Currently, home health care providers that are overpaid for Medicare services are not required to repay the Centers for Medicare & Medicaid Services (CMS) while they’re actively engaged in at least the first two steps of a four-step administrative appeals process.
Traditionally, CMS begins recoupment at the beginning of the third step in the process, withholding current payments until the overpayment and interest are fully refunded.
At that point, the appeal goes to the Office of Medicare Hearings and Appeals, where an administrative law judge (ALJ) weighs in. But due to a large backlog of overpayment cases, getting to an ALJ can take three to five years, causing home health to struggle financially without reimbursements in the meantime.

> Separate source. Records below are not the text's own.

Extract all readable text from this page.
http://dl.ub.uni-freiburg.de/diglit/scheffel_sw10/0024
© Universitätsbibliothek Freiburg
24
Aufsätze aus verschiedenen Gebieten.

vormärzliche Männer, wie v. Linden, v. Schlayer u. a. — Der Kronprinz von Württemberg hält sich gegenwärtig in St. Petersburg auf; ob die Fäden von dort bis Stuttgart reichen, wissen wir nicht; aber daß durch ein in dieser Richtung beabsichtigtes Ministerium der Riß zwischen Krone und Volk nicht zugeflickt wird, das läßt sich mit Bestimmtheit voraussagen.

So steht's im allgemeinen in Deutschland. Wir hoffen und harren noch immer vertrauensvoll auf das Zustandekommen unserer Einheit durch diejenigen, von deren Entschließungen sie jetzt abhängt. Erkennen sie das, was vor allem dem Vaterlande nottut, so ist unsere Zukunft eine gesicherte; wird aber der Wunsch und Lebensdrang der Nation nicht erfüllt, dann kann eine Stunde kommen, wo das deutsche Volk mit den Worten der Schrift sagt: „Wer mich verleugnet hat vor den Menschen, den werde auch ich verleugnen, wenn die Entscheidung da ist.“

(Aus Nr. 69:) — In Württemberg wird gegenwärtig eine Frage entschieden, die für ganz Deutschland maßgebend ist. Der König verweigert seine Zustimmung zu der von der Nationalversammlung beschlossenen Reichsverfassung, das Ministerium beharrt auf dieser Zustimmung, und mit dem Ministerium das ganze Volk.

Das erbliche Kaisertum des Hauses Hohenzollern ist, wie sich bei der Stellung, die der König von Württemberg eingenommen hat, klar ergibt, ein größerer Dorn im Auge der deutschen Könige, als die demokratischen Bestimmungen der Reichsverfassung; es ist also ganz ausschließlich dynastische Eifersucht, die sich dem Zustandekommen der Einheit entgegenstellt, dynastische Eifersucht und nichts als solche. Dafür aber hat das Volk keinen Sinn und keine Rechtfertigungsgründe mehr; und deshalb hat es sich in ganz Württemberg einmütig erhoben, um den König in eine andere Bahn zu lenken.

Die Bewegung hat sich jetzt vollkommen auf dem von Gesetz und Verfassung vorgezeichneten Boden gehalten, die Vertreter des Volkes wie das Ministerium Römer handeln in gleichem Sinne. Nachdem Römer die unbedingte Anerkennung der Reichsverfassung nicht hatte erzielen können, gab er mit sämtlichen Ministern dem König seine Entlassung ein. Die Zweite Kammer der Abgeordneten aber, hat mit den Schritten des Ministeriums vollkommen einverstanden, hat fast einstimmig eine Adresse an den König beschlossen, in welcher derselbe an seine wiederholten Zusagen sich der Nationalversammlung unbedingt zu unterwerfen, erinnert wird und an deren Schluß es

Recently, home health care companies have been triumphant in winning injunctions to stop recoupment.
“Two district courts in Texas, and one in South Carolina, have granted preliminary injunctions in favor of providers to stop recoupment while those providers endure the three-to-five year wait for their ALJ hearings,” Kent Hofmann, a partner at Dallas-based law firm Locke Lord LLP, wrote in a Monday Law360 column.
Providers successful in securing injunctive relief have argued denial of procedural due process and ultra vires — or that CMS was overstepping its authority in withholding reimbursement. The claims are based on the long wait times for ALJ hearings, which are out of line with the statute that says ALJs must conduct hearings and issue decisions within 90 days.
Additionally, courts have focused on the irreparable injury imposed on providers threatened by going years without Medicare payments. For example, in the South Carolina case, which CMS has appealed, the provider lost about $6 million in revenue before the injunction and had terminated 24 employees.
While it has recently become somewhat common for health care providers to be awarded injunctive relief, a recent court ruling against Florida-based Alpha Home Health Solutions could be a sign of changing tides, according to Hofmann.
In Alpha Home Health Solutions LLC v. Secretary of the U.S. Department of Health and Human Services (HHS), the court denied the provider any relief. The court found that a health care provider has no constitutionally protected interest in the overpayment of federal funds. As such, the provider could not successfully prove its due process claim.
Additionally, the court noted that the provider failed to prove irreparable injury because of recoupment and that providers knowingly take a risk of delayed payments when choosing to participate in Medicare.
As Alpha’s case — as well as the appeal out of South Carolina — continues to unfold, the outcomes could have ramifications for providers in similar boats going forward.
“Both the Fourth and Eleventh circuits may soon address these issues,” Hoffman wrote in the Law360 piece. “These cases bear watching by providers, particularly those suffering financial hardship as a result of recoupment as they wait for an ALJ hearing.”